Un pacchetto di 22 articoli suddivisi in due provvedimenti: un decreto legge con 7 norme e un disegno di legge con 15, formano il piano anti-liste d’attesa. Questa la sintesi delle misure approvate ieri. Nel decreto legge sono previste misure per ridurre le liste d’attesa, tra cui l’istituzione di un organismo di verifica e controllo sull’assistenza sanitaria, sotto la supervisione del Ministero della Salute. È stato introdotto l’obbligo di un CUP unico regionale o infraregionale, che includa tutte le prestazioni del pubblico e del privato convenzionato.
Il CUP unico regionale, il divieto di chiusura delle agende e una stretta più efficace sugli abusi dell’attività intra-moenia sono le principali misure del piano del governo contro le liste d’attesa, che ha generato divisioni e polemiche politiche.
Il decreto legge, illustrato ieri mattina dal ministro della Salute, Orazio Schillaci, potrebbe introdurre vincoli utili per il sistema sanitario pugliese.
L’ALPI, l’attività libero-professionale ospedaliera, rappresenta infatti una criticità nella sanità, soprattutto in Puglia. Spesso si dice che per prenotare una Tac serve un anno, mentre a pagamento bastano pochi giorni. Questo è dovuto (anche) all’abuso dell’intra-moenia, soprattutto nei policlinici universitari.
“Abbiamo verificato,” ha spiegato Schillaci ieri, “che in alcuni ospedali si fanno 9 ECG in regime istituzionale e 90 in intra-moenia.” Per questo motivo, il decreto prevede l’istituzione di un sistema di controllo centralizzato sulle prestazioni erogate da ogni singolo medico, chiarendo l’equivoco (probabilmente voluto) per cui oggi è proibito, sulla carta, effettuare più prestazioni a pagamento rispetto a quelle in regime istituzionale.

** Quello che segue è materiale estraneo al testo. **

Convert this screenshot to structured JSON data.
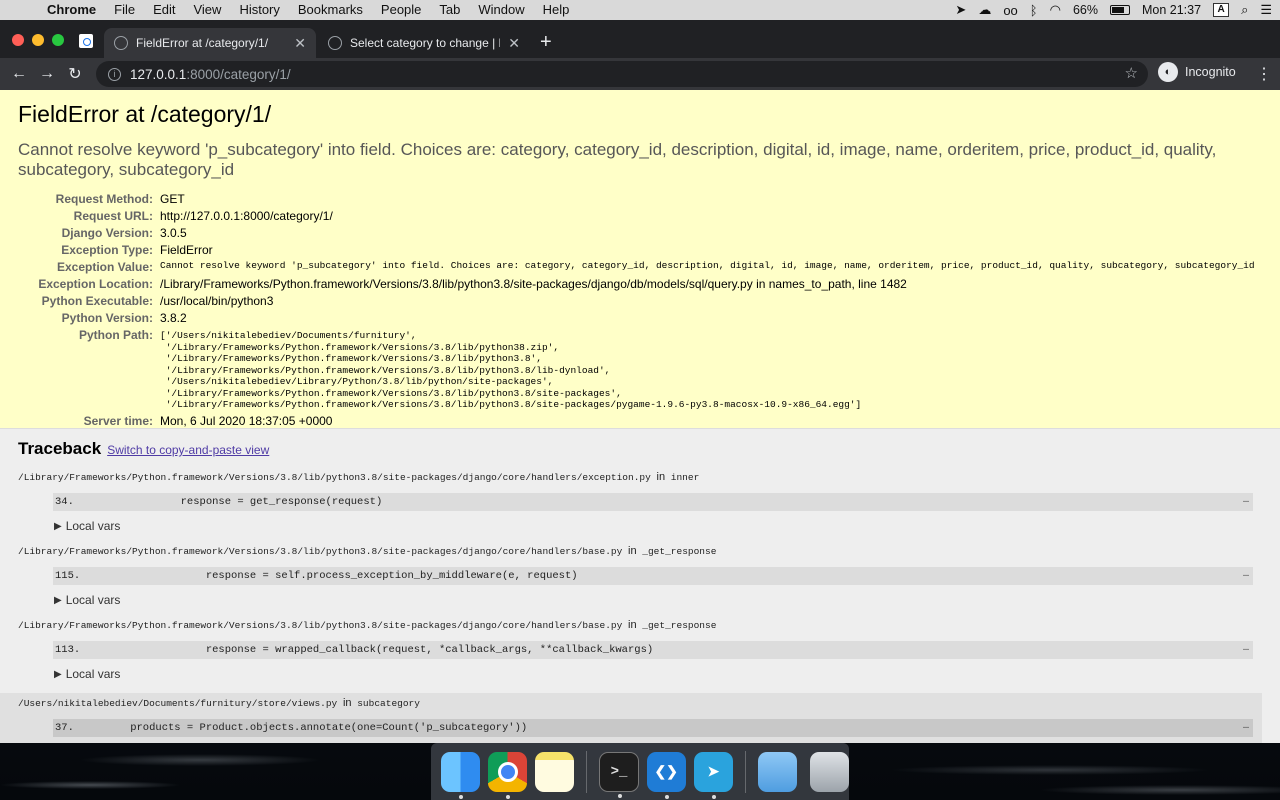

Allo stesso tempo, il disegno di legge approvato ieri prevede di destinare maggiori risorse alla contrattazione integrativa per riconoscere un trattamento differenziato: in sostanza, i medici che accettano di fare turni istituzionali aggiuntivi nelle specialità con arretrati potranno ottenere compensi ulteriori.
Sulle liste d’attesa, il piano di recupero prevede anche l’utilizzo di specialisti ambulatoriali, detti “sumaisti,” in aggiunta agli ospedalieri.
Il controllo del sistema sarà affidato all’Agenas, l’agenzia del Ministero della Salute, che dovrà implementare una piattaforma informatica per la verifica dei dati raccolti dalle singole Regioni. Queste ultime dovranno, a loro volta, implementare il CUP unico, come nel caso della Puglia, dove il sistema di prenotazione è diviso per provincia, pur essendo gestito dalla stessa piattaforma.
In questo contesto viene imposto il divieto di chiusura delle agende, utilizzato dagli ospedali per evitare il “consumo” degli slot troppo lontani nel tempo e, a volte, perché le agende vengono gestite dai reparti con criteri non sempre trasparenti. Tuttavia, sarà imposto l’obbligo di conferma delle prenotazioni 48 ore prima, per evitare il fenomeno della mancata presentazione.
Le Regioni hanno sollevato qualche polemica sul piano di Schillaci. Raffaele Donini, coordinatore della commissione Salute in conferenza delle Regioni e assessore dell’Emilia-Romagna, ha detto che non c’è stata alcuna concertazione: “Ci riuniremo nei prossimi giorni e faremo pervenire le nostre proposte di modifica del decreto concordate in modo unanime.” La Puglia va controcorrente.
“La mia impressione è positiva,” afferma Vito Montanaro, direttore del dipartimento salute, “perché si fa chiarezza. Il decreto ci aiuta, perché ci dà un supporto rilevante. Il divieto di agende chiuse e il CUP unico ricordano che ci sono vincoli già esistenti da osservare, e ne vengono introdotti di nuovi che vanno a nostro beneficio, come l’aumento del tetto per la spesa del personale.”
La Puglia è infatti una delle regioni più penalizzate dal criterio della spesa storica per il personale, basata sui dati del 2004. L’aumento del 10% consentirebbe, previa individuazione delle risorse, un significativo potenziamento delle assunzioni, non solo di medici, ma anche di infermieri, OSS e personale amministrativo delle ASL.
Allo stesso tempo, c’è la questione dei “gettonisti” (medici chiamati per singola prestazione, soprattutto al Nord) che danneggia la Puglia e il Mezzogiorno in generale, perché le cooperative del settore reclutano solitamente medici del Sud. Per contrastare questo fenomeno, sarà consentito reclutare personale con contratti di lavoro autonomo, una sorta di consulenti, strada già tentata durante l’emergenza pandemica.
Lo riporta La Gazzetta del Mezzogiorno.